Sekedar merefleksi, sejak awal kemunculannya, Kurikulum 2013 memang telah
menuai banyak kontroversi. Berbagai pihak sebenarnya telah mendesak M. Nuh
sebagai Mendikbud pada waktu itu agar menghentikan penerapan Kurikulum 2013.
Alasannya, karena banyak kalangan menilai Kurikulum 2013 memiliki banyak
kelemahan diantaranya adalah kompleksitasnya materi dan penilaian. Selain itu,
proses pembelajaran yang dirancang dalam Kurikulum 2013 juga dirasakan membuat
guru sedikit mengalami kesulitan. Akan tetapi, Kurikulum 2013 tetap juga
dilaksanakan oleh pemerintah. Bahkan, pemerintah meyakinkan bahwa Kurikulum
2013 adalah kurikulum terbaik dari kurikulum-kurikulum sebelumnya.
Dalam upaya mensukseskan pengimplementasian Kurikulum 2013, berbagai cara
dilakukan oleh pemerintah.
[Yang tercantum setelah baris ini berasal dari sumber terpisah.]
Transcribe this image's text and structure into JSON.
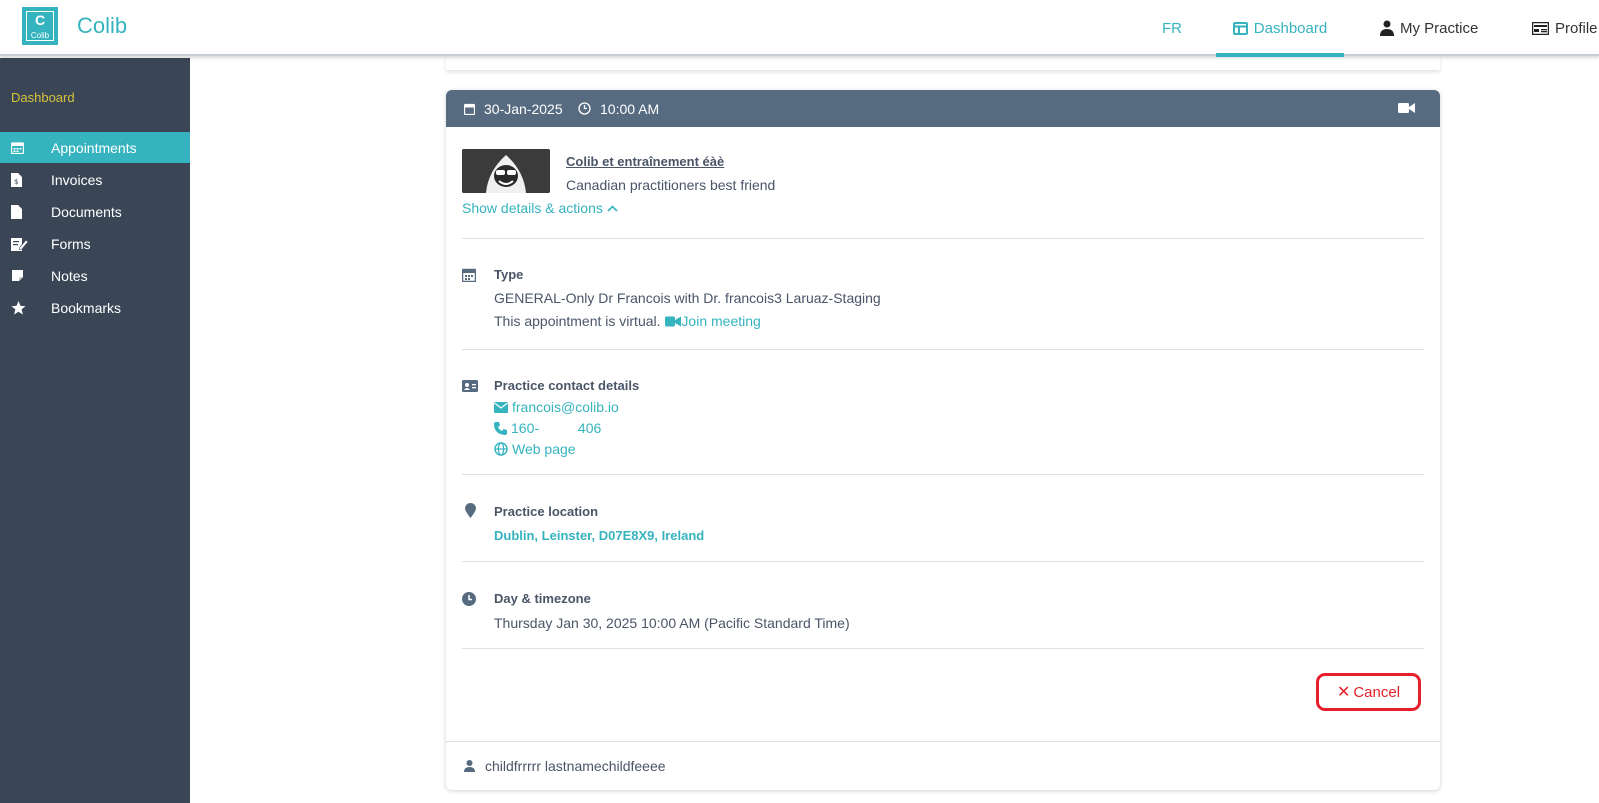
{
  "header": {
    "logo_letter": "C",
    "logo_text": "Colib",
    "brand": "Colib",
    "nav": {
      "lang": "FR",
      "dashboard": "Dashboard",
      "my_practice": "My Practice",
      "profile": "Profile"
    },
    "accent_color": "#35b3bf"
  },
  "sidebar": {
    "title": "Dashboard",
    "items": [
      {
        "label": "Appointments",
        "icon": "calendar-icon",
        "active": true
      },
      {
        "label": "Invoices",
        "icon": "invoice-icon"
      },
      {
        "label": "Documents",
        "icon": "document-icon"
      },
      {
        "label": "Forms",
        "icon": "form-edit-icon"
      },
      {
        "label": "Notes",
        "icon": "note-icon"
      },
      {
        "label": "Bookmarks",
        "icon": "star-icon"
      }
    ]
  },
  "appointment": {
    "date": "30-Jan-2025",
    "time": "10:00 AM",
    "practice_name": "Colib et entraînement éàè",
    "practice_tagline": "Canadian practitioners best friend",
    "show_details": "Show details & actions",
    "type_title": "Type",
    "type_value": "GENERAL-Only Dr Francois with Dr. francois3 Laruaz-Staging",
    "virtual_text": "This appointment is virtual.",
    "join_meeting": "Join meeting",
    "contact_title": "Practice contact details",
    "email": "francois@colib.io",
    "phone": "160-          406",
    "web_page": "Web page",
    "location_title": "Practice location",
    "location": "Dublin, Leinster, D07E8X9, Ireland",
    "timezone_title": "Day & timezone",
    "timezone_value": "Thursday Jan 30, 2025 10:00 AM (Pacific Standard Time)",
    "cancel_label": "Cancel",
    "patient": "childfrrrrr lastnamechildfeeee"
  }
}
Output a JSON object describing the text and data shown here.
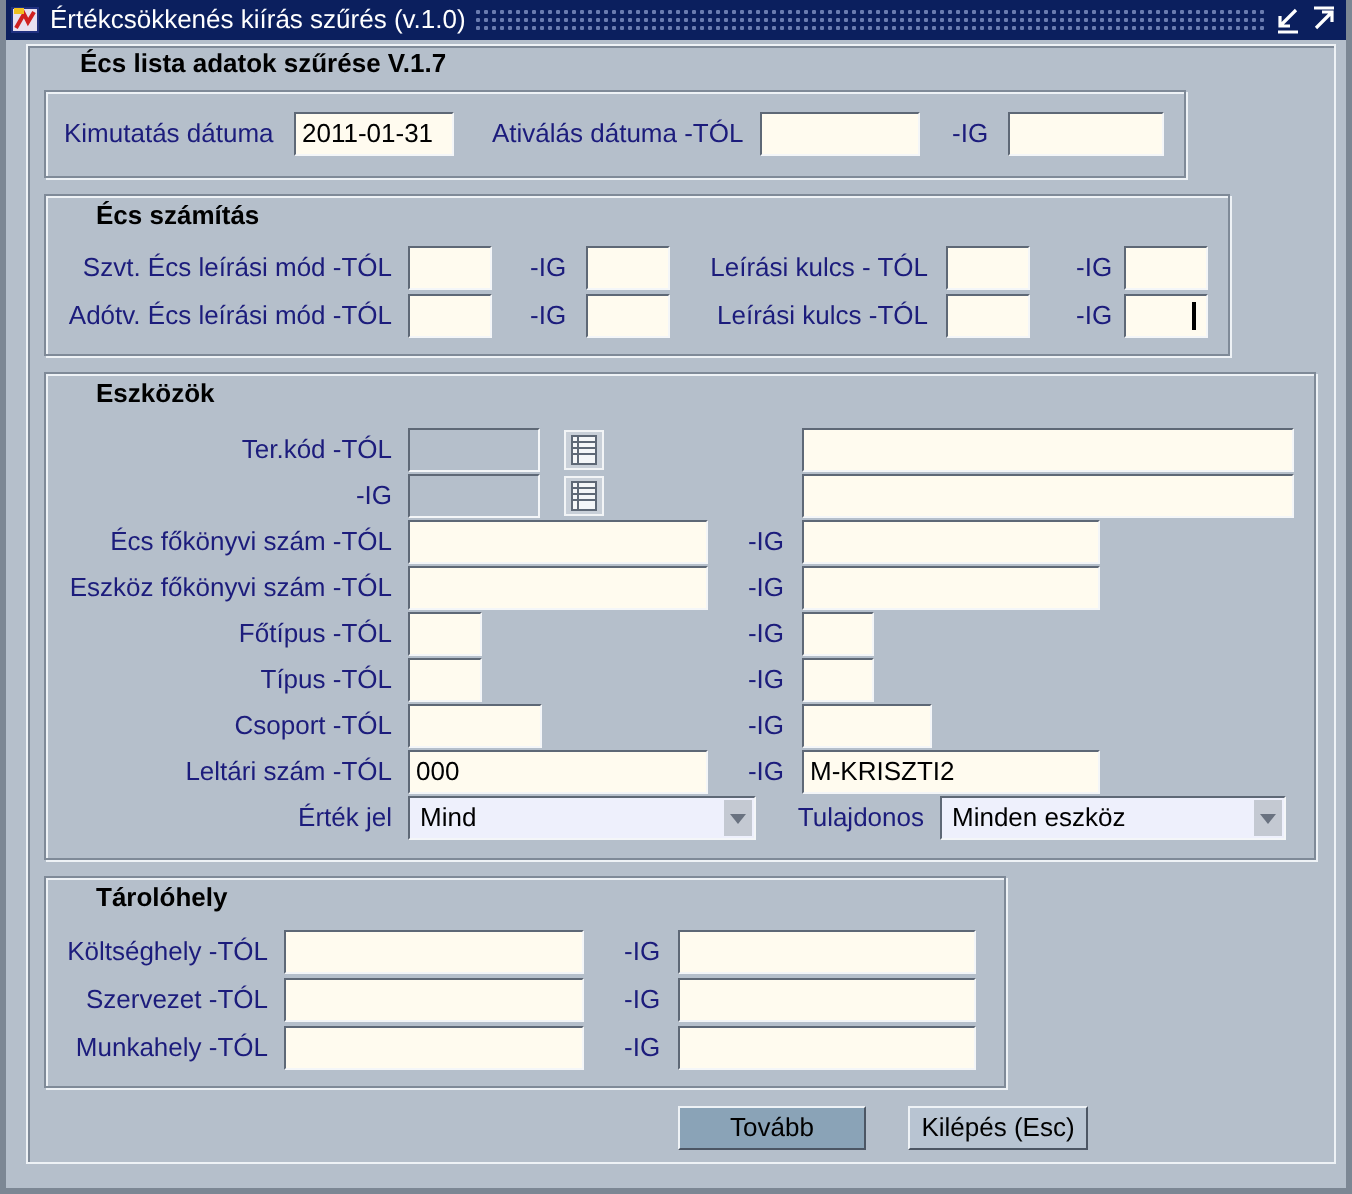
{
  "window": {
    "title": "Értékcsökkenés kiírás szűrés (v.1.0)"
  },
  "form_title": "Écs lista adatok szűrése V.1.7",
  "report": {
    "date_label": "Kimutatás dátuma",
    "date_value": "2011-01-31",
    "activation_from_label": "Ativálás dátuma -TÓL",
    "activation_to_label": "-IG"
  },
  "calculation": {
    "title": "Écs számítás",
    "rows": [
      {
        "label": "Szvt. Écs leírási mód -TÓL",
        "to_label": "-IG",
        "key_label": "Leírási kulcs - TÓL",
        "key_to_label": "-IG",
        "focused": false
      },
      {
        "label": "Adótv. Écs leírási mód -TÓL",
        "to_label": "-IG",
        "key_label": "Leírási kulcs -TÓL",
        "key_to_label": "-IG",
        "focused": true
      }
    ]
  },
  "assets": {
    "title": "Eszközök",
    "rows": [
      {
        "kind": "lookup",
        "label": "Ter.kód -TÓL",
        "disabled": true
      },
      {
        "kind": "lookup",
        "label": "-IG",
        "disabled": true
      },
      {
        "kind": "range",
        "label": "Écs főkönyvi szám -TÓL",
        "to_label": "-IG"
      },
      {
        "kind": "range",
        "label": "Eszköz főkönyvi szám -TÓL",
        "to_label": "-IG"
      },
      {
        "kind": "range",
        "label": "Főtípus -TÓL",
        "to_label": "-IG"
      },
      {
        "kind": "range",
        "label": "Típus -TÓL",
        "to_label": "-IG"
      },
      {
        "kind": "range",
        "label": "Csoport -TÓL",
        "to_label": "-IG"
      },
      {
        "kind": "range",
        "label": "Leltári szám -TÓL",
        "to_label": "-IG",
        "from_value": "000",
        "to_value": "M-KRISZTI2"
      },
      {
        "kind": "selects",
        "label": "Érték jel",
        "value": "Mind",
        "owner_label": "Tulajdonos",
        "owner_value": "Minden eszköz"
      }
    ]
  },
  "storage": {
    "title": "Tárolóhely",
    "rows": [
      {
        "label": "Költséghely -TÓL",
        "to_label": "-IG"
      },
      {
        "label": "Szervezet -TÓL",
        "to_label": "-IG"
      },
      {
        "label": "Munkahely -TÓL",
        "to_label": "-IG"
      }
    ]
  },
  "buttons": [
    {
      "label": "Tovább",
      "focused": true
    },
    {
      "label": "Kilépés (Esc)",
      "focused": false
    }
  ]
}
Tak tanggung-tanggung, pemerintah telah merekrut
ribuan tenaga Instruktur Nasional (IN) untuk melakukan pelatihan-pelatihan
kepada guru-guru sasaran di seluruh sekolah di Indonesia. Pemerintah juga telah
melakukan pencetakan terhadap jutaan buku Kurikulum 2013 berbagai mata
pelajaran. Dana yang dikucurkan untuk menyegerakan pengimplementasian pun
sungguh fantastis mencapai triliunan rupiah. Namun, setelah banyak “pengorbanan” dilakukan—seiring pergantian Menteri
Pendidikan yang baru, Kurikulum 2013 ternyata dihentikan.
Memang,
dalam memutuskan nasib Kurikulum 2013 ini pemerintah telah mempertimbangkan
berbagai hal. Melalui tim yang telah dibentuk, pemerintah melakukan kajian terhadap
kelayakan Kurikulum 2013. Hasilnya, pemerintah mendapati bahwa Kurikulum 2013 dianggap
sebagai Kurikulum “Setengah Matang”. Banyak masalah yang terjadi seperti, ketidaksesuaian antara ide dengan desain kurikulum, maupun dengan isi buku teksnya. Masalah
lainnya terkait teknis pelaksanaan Kurikulum 2013 itu sendiri, yakni banyaknya sekolah dan guru yang mengaku tidak siap dengan penerapan
Kurikulum 2013, belum
meratanya pelatihan guru dan kepala sekolah, dan distribusi buku yang masih belum terlaksana dengan
baik.
Pasca dihentikannya Kurikulum 2013, sesuai edaran Mendikbud, sekolah yang
telah menerapkan Kurikulum 2013 selama tiga semester wajib menggunakan
Kurikulum 2013. Sedangkan sekolah yang baru satu semester menerapkannya
diperintahkan kembali menggunakan KTSP. Lalu apa dampaknya?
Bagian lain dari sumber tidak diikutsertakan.